COP4342 - Fall 2008

Assignment #3: Email message filter

Objectives:

Instructions: In this assignment, you are asked to write a simple email filter in Perl.

Simple email messages have a simple format: they start with a set of headers, then a blank line, and then a body.
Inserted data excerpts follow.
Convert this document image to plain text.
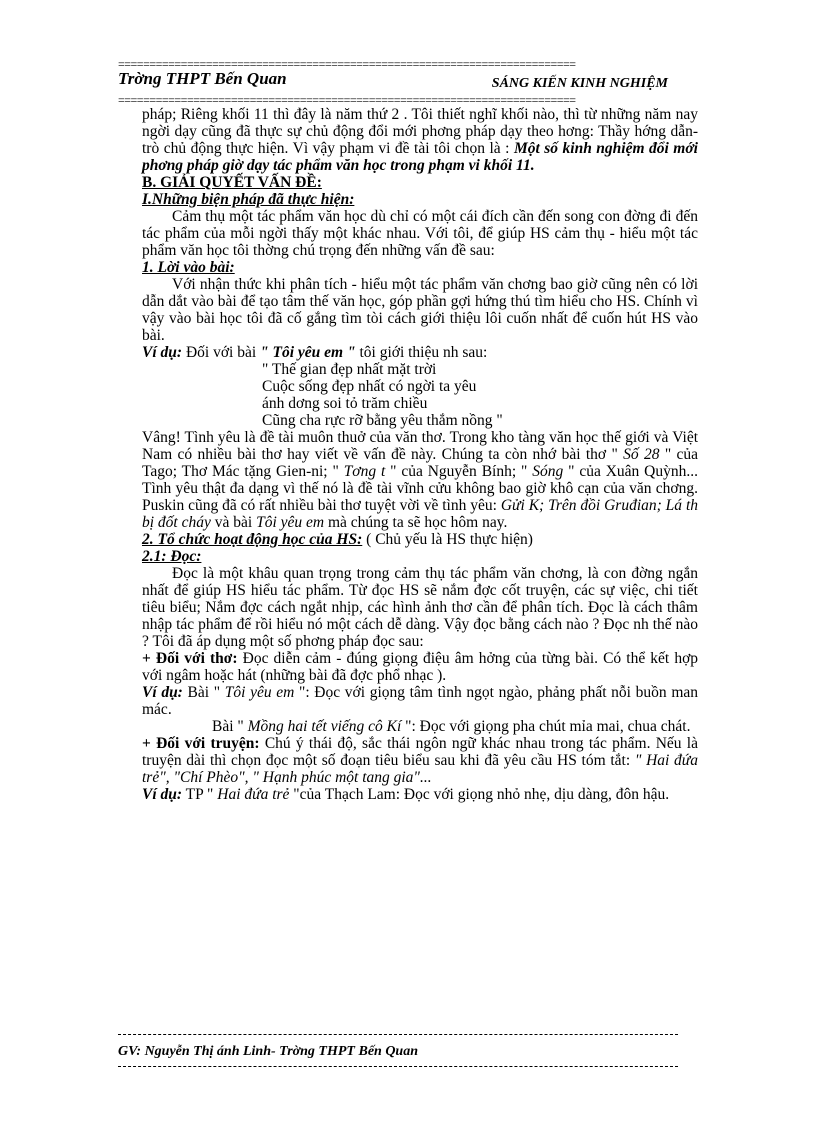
=========================================================================
Trờng THPT Bến Quan	SÁNG KIẾN KINH NGHIỆM
=========================================================================

pháp; Riêng khối 11 thì đây là năm thứ 2 . Tôi thiết nghĩ khối nào, thì từ những năm nay ngời dạy cũng đã thực sự chủ động đổi mới phơng pháp dạy theo hơng: Thầy hớng dẫn- trò chủ động thực hiện. Vì vậy phạm vi đề tài tôi chọn là : Một số kinh nghiệm đổi mới phơng pháp giờ dạy tác phẩm văn học trong phạm vi khối 11.

B. GIẢI QUYẾT VẤN ĐỀ:

I.Những biện pháp đã thực hiện:

Cảm thụ một tác phẩm văn học dù chỉ có một cái đích cần đến song con đờng đi đến tác phẩm của mỗi ngời thấy một khác nhau. Với tôi, để giúp HS cảm thụ - hiểu một tác phẩm văn học tôi thờng chú trọng đến những vấn đề sau:

1. Lời vào bài:

Với nhận thức khi phân tích - hiểu một tác phẩm văn chơng bao giờ cũng nên có lời dẫn dắt vào bài để tạo tâm thế văn học, góp phần gợi hứng thú tìm hiểu cho HS. Chính vì vậy vào bài học tôi đã cố gắng tìm tòi cách giới thiệu lôi cuốn nhất để cuốn hút HS vào bài.

Ví dụ: Đối với bài " Tôi yêu em " tôi giới thiệu nh sau:

" Thế gian đẹp nhất mặt trời

Cuộc sống đẹp nhất có ngời ta yêu

ánh dơng soi tỏ trăm chiều

Cũng cha rực rỡ bằng yêu thắm nồng "

Vâng! Tình yêu là đề tài muôn thuở của văn thơ. Trong kho tàng văn học thế giới và Việt Nam có nhiều bài thơ hay viết về vấn đề này. Chúng ta còn nhớ bài thơ " Số 28 " của Tago; Thơ Mác tặng Gien-ni; " Tơng t " của Nguyễn Bính; " Sóng " của Xuân Quỳnh... Tình yêu thật đa dạng vì thế nó là đề tài vĩnh cửu không bao giờ khô cạn của văn chơng. Puskin cũng đã có rất nhiều bài thơ tuyệt vời về tình yêu: Gửi K; Trên đồi Gruđian; Lá th bị đốt cháy và bài Tôi yêu em mà chúng ta sẽ học hôm nay.

2. Tổ chức hoạt động học của HS: ( Chủ yếu là HS thực hiện)

2.1: Đọc:

Đọc là một khâu quan trọng trong cảm thụ tác phẩm văn chơng, là con đờng ngắn nhất để giúp HS hiểu tác phẩm. Từ đọc HS sẽ nắm đợc cốt truyện, các sự việc, chi tiết tiêu biểu; Nắm đợc cách ngắt nhịp, các hình ảnh thơ cần để phân tích. Đọc là cách thâm nhập tác phẩm để rồi hiểu nó một cách dễ dàng. Vậy đọc bằng cách nào ? Đọc nh thế nào ? Tôi đã áp dụng một số phơng pháp đọc sau:

+ Đối với thơ: Đọc diễn cảm - đúng giọng điệu âm hởng của từng bài. Có thể kết hợp với ngâm hoặc hát (những bài đã đợc phổ nhạc ).

Ví dụ: Bài " Tôi yêu em ": Đọc với giọng tâm tình ngọt ngào, phảng phất nỗi buồn man mác.

Bài " Mồng hai tết viếng cô Kí ": Đọc với giọng pha chút mỉa mai, chua chát.

+ Đối với truyện: Chú ý thái độ, sắc thái ngôn ngữ khác nhau trong tác phẩm. Nếu là truyện dài thì chọn đọc một số đoạn tiêu biểu sau khi đã yêu cầu HS tóm tắt: " Hai đứa trẻ", "Chí Phèo", " Hạnh phúc một tang gia"...

Ví dụ: TP " Hai đứa trẻ "của Thạch Lam: Đọc với giọng nhỏ nhẹ, dịu dàng, đôn hậu.

GV: Nguyễn Thị ánh Linh- Trờng THPT Bến Quan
Headers generally follow the form of /^[-a-zA-Z0-9_]+: .*$/ followed by zero or more continuation lines that start with whitespace (usually a tab) /\t.*/.

For instance, here's an email message:

Received: from mail.cs.fsu.edu (mail.cs.fsu.edu [128.186.120.4])
	by newmail.cs.fsu.edu (Postfix) with ESMTP id 06476175D4C
Received: by mail.cs.fsu.edu (Postfix)
	id 95D01F2DC4; Sat,  7 Jun 2008 03:54:40 -0400 (EDT)
Delivered-To: langley
Message-ID: <484A3E21.4090704@fsu.edu>
Date: Sat, 07 Jun 2008 03:52:01 -0400
From: Tom Kitterman
To: nolenet,
	OTC Help Desk Staff
Subject: [Nolenet] Mailman listserv website down
X-fsucs-MailScanner-SpamCheck: not spam, SpamAssassin (cached, score=-2.599,
	required 5, autolearn=not spam, BAYES_00 -2.60)
X-Spam-Status: No

Hi,
There's something wrong with the mailman listserv website on lists.fsu.edu.
This happened  when we moved it to the new hardware.  It's almost
4AM and I've run out of ideas on how to fix it at the moment so I'm 
going home
to get some sleep and try again tomorrow.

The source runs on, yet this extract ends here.